In it, the authors compare reading speed for text presented in four different forms. The first form is conventional, horizontally arranged, left-to-right words. They then look at text rotated 90º clockwise or anticlockwise (the same as rotating a book so the spine is horizontal). The final form is ‘marquee’ text where words are vertical but characters are the correct orientation,
For their most natural condition of extended lower case text, they find (unsurprisingly) that reading is quickest for conventional text. Roatating text clockwise or anticlockwise makes reading about half as fast, and the marquee form is slower still: it reduces reading speed to about one third of normal values.
Interestingly, rotating text clockwise gave slightly (although not statistically significantly) faster reading speeds that rotating anticlockwise. The authors speculate that reading top-to-bottom may be more natural than reading bottom-to-top.
Why is this relevant to a low vision blog? Well, as the authors point out, if someone with no central vision from macular disease uses retina to the side of their macula, rotating text may be a useful strategy so that letters do not fall into the non-seeing region. It shows that a simple page rotation is probably more useful than manipulating text into ‘marquee’ format.
What the authors don’t discuss (I was disappointed to notice) is people with hemianopia (where half of the visual field is missing, usually as a consequence of stroke or brain injury). In my clinical experience many people with hemianopia find text rotation useful, so that a whole line is visible at one time. This work shows that this simple rotation of text may be more useful for these people than any more complicated text manipulation approaches.
March 2, 2010Posted by on
Many people in the field of vision rehabilitation are concerned with ensuring that low vision services are available to as many people as possible. But does every visually impaired person want to receive low vision services?

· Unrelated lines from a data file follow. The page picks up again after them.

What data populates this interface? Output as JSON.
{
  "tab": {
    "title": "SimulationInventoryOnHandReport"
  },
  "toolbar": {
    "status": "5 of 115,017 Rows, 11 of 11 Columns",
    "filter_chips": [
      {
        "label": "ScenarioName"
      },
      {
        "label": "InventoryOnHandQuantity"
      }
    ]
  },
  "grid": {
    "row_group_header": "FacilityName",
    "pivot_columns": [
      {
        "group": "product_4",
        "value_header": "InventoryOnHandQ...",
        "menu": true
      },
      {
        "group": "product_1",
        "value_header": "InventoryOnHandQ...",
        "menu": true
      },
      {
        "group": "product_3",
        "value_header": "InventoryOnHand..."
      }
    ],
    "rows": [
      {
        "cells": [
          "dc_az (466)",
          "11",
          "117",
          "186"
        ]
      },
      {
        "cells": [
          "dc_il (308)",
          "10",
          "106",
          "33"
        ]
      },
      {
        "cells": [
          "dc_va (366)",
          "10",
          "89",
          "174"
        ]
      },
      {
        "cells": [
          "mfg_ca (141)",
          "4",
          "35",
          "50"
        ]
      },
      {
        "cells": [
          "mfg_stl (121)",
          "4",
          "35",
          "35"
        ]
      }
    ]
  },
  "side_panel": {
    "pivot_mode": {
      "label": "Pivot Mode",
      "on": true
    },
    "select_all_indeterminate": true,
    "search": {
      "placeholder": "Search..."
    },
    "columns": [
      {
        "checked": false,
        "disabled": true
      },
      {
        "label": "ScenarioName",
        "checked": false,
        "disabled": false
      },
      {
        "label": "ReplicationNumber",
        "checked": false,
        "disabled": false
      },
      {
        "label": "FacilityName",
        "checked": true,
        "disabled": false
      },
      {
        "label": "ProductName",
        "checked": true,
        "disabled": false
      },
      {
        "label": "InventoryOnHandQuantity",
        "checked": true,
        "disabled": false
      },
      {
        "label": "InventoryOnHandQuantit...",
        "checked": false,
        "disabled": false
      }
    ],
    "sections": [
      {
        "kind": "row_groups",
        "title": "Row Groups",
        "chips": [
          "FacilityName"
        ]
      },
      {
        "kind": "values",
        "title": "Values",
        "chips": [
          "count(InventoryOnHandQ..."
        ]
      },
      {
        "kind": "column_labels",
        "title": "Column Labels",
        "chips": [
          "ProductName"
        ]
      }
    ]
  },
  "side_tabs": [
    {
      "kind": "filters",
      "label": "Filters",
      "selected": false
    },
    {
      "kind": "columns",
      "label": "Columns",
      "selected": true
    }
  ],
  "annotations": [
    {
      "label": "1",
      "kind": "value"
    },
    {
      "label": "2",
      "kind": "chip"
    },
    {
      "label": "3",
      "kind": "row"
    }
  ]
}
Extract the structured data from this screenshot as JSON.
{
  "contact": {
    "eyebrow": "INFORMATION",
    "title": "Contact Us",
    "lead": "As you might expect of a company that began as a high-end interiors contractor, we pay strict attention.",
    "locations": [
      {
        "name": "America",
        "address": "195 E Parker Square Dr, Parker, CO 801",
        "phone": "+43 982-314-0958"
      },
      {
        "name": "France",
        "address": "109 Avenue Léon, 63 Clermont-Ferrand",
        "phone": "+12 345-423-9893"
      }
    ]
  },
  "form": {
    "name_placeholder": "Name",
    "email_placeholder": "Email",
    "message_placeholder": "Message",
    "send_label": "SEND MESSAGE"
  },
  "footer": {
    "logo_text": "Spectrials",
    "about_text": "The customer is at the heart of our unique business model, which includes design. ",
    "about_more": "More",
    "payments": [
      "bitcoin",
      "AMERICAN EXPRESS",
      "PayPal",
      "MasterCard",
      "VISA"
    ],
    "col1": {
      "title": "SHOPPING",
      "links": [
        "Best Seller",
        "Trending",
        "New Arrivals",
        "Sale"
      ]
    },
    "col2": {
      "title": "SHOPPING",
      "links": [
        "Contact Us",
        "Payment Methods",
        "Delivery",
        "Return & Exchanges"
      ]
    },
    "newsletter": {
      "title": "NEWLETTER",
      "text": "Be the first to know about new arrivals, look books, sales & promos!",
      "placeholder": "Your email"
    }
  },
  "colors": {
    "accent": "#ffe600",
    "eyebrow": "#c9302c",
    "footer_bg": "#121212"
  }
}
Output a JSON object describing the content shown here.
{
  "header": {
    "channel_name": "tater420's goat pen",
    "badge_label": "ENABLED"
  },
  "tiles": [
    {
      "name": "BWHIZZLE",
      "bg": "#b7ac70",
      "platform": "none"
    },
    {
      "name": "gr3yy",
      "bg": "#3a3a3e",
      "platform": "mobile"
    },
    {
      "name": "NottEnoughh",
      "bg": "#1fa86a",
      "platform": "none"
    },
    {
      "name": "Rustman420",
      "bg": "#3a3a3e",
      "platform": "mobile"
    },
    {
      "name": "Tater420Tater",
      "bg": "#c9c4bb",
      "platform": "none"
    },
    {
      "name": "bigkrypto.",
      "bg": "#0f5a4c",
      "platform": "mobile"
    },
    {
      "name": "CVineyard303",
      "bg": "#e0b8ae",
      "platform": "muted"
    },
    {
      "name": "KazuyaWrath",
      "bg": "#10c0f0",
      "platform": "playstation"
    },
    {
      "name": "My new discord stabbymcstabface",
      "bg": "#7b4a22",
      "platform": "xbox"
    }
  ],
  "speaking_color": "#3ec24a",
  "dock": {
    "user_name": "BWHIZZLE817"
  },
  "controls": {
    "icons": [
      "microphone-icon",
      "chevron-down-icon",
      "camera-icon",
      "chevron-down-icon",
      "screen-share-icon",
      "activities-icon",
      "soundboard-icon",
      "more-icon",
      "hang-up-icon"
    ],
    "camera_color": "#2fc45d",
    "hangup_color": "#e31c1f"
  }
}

I must confess that I had not given this question much thought: like many of my colleagues I assume that low vision clinics should be accessible by everyone, and would argue strongly that every person with visual impairment should be assessed in a low vision clinic at least once. However, a recent post on the AAO vision rehab mailing list has made me question this. Dan Roberts, the director of MD Support, has surveyed a small group of people with AMD who have not received low vision rehabilitation. He identified 18 people who had not received low vision rehab, and asked them why they hadn’t been to a low vision clinic. To quote directly from his report:
1 (6%) did not know Low vision rehab (LVR) was available.
4 (22%) knew LVR was available, but were not encouraged to pursue it.
5 (28%) were encouraged to pursue LVR, but felt it unnecessary, either because of still-satisfactory vision or knowledge gained from other resources.
4 (22%) were encouraged to pursue LVR, but couldn’t afford it.
4 (22%) found LVR sessions too inconvenient, due to distance or time.
This small survey shows that the barrier to accessing rehab is not entirely due to lack of awareness or accessibility but simply that some people are not interested in pursuing vision rehabilitation.
Of course this is a very small sample of a very self-selecting group (those who subscribe to a macular disease email list, who are likely to be better informed than the general population). All of the subjects had internet access and sufficient vision to use a computer (presumably without Zoomtext or other text enlargement software). And, consistent with other studies, some people were indeed found to be discouraged by the cost of low vision rehabilitation or the distance to the clinic.
This survey could be seen as evidence that we don’t communicate the benefits of vision rehabilitation to potential service users clearly enough. However, the point remains that not every visually impaired person wants to attend a low vision consultation.